Mary has died. She died peacefully at St Christopher’s Hospice. It still bewilders me that one can be so prepared for someone’s death and yet be so distraught when it actually happens.
Mary had deteriorated rapidly this last month and I went to see her twice in the hospice before she died. The first time I visited, I was so shocked by the changes I had to go to the family room with one of the nurses. She was so skinny, and could barely keep her eyes open or move her body. The most shocking thing was how much she – or that experience – reminded me of mum. There I was, two and half years after my mums death, stroking another dying woman’s hair, holding the pink lollipops of water to her mouth and putting Vaseline on her lips. When I walked out of the hospice that day, it was the first time since I’d started volunteering that I questioned my decision.
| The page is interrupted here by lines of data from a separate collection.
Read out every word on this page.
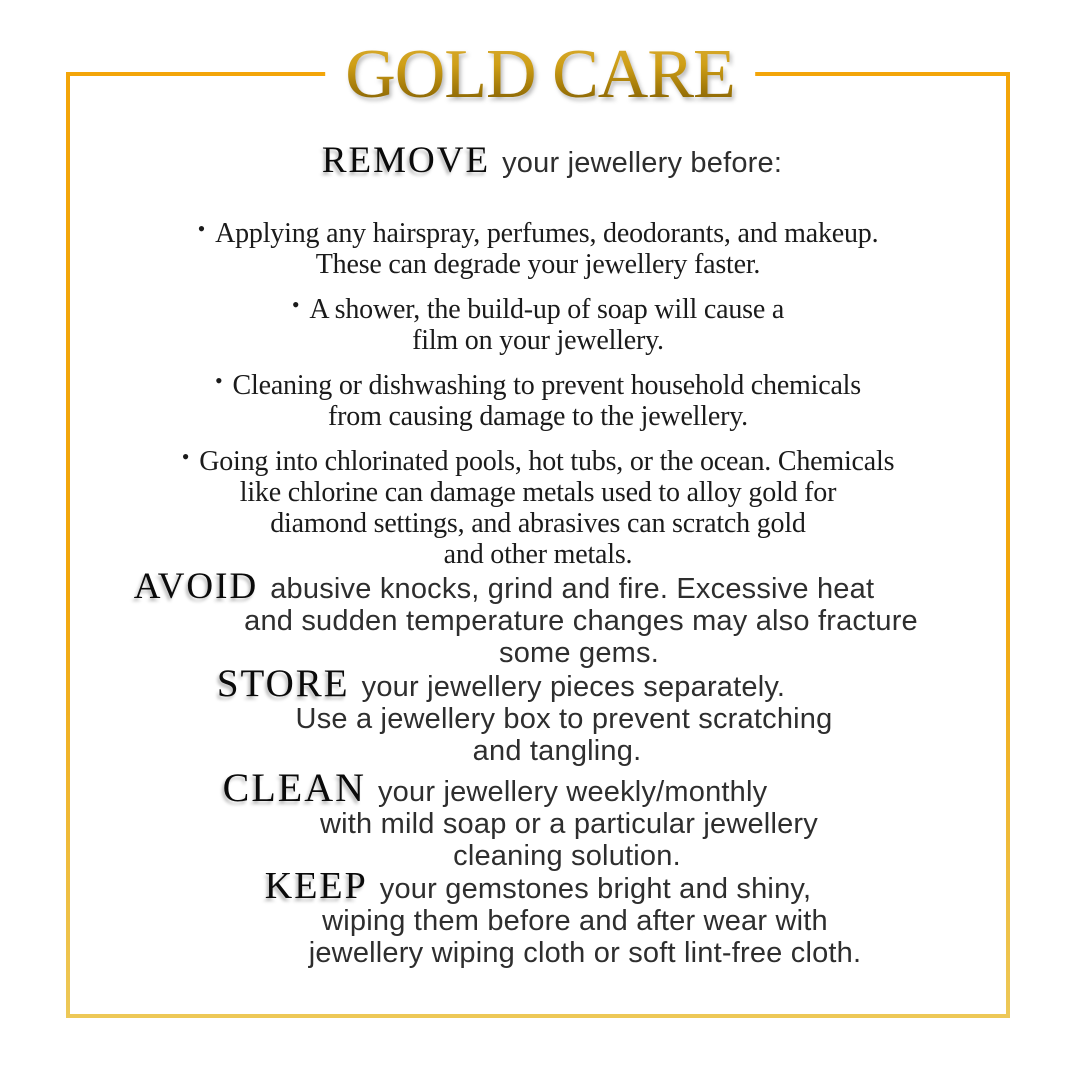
GOLD CARE
REMOVE your jewellery before:
• Applying any hairspray, perfumes, deodorants, and makeup.
These can degrade your jewellery faster.
• A shower, the build-up of soap will cause a
film on your jewellery.
• Cleaning or dishwashing to prevent household chemicals
from causing damage to the jewellery.
• Going into chlorinated pools, hot tubs, or the ocean. Chemicals
like chlorine can damage metals used to alloy gold for
diamond settings, and abrasives can scratch gold
and other metals.
AVOID abusive knocks, grind and fire. Excessive heat
and sudden temperature changes may also fracture
some gems.
STORE your jewellery pieces separately.
Use a jewellery box to prevent scratching
and tangling.
CLEAN your jewellery weekly/monthly
with mild soap or a particular jewellery
cleaning solution.
KEEP your gemstones bright and shiny,
wiping them before and after wear with
jewellery wiping cloth or soft lint-free cloth.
Why I had I put myself in a position where I would be doing that again so soon after seeing my mum die? I was suddenly more aware than ever that I was facing the unavoidable death of someone else that I love and care about. And I had put myself there. Why had I made those choices?
To be honest I’m not entirely sure. But I do know that it was the right choice. And one I don’t regret for one second. It enriched my life in ways that I will probably only now begin to understand, and I know I made a difference to her in the last year of her life too.
The strangest thing about losing someone in this capacity is that it is a totally isolated loss. When I got the call from the hospice, I had no-one to tell. Obviously my friends and family know about my relationship with Mary and would want to know, but there was no-one I could be bereaved with. My relationship with Mary was entirely distinct from all others. It had its own unique definition. It is no surprise then that my first instinct when I found out was to write this blog post. What else am I to do with this feeling?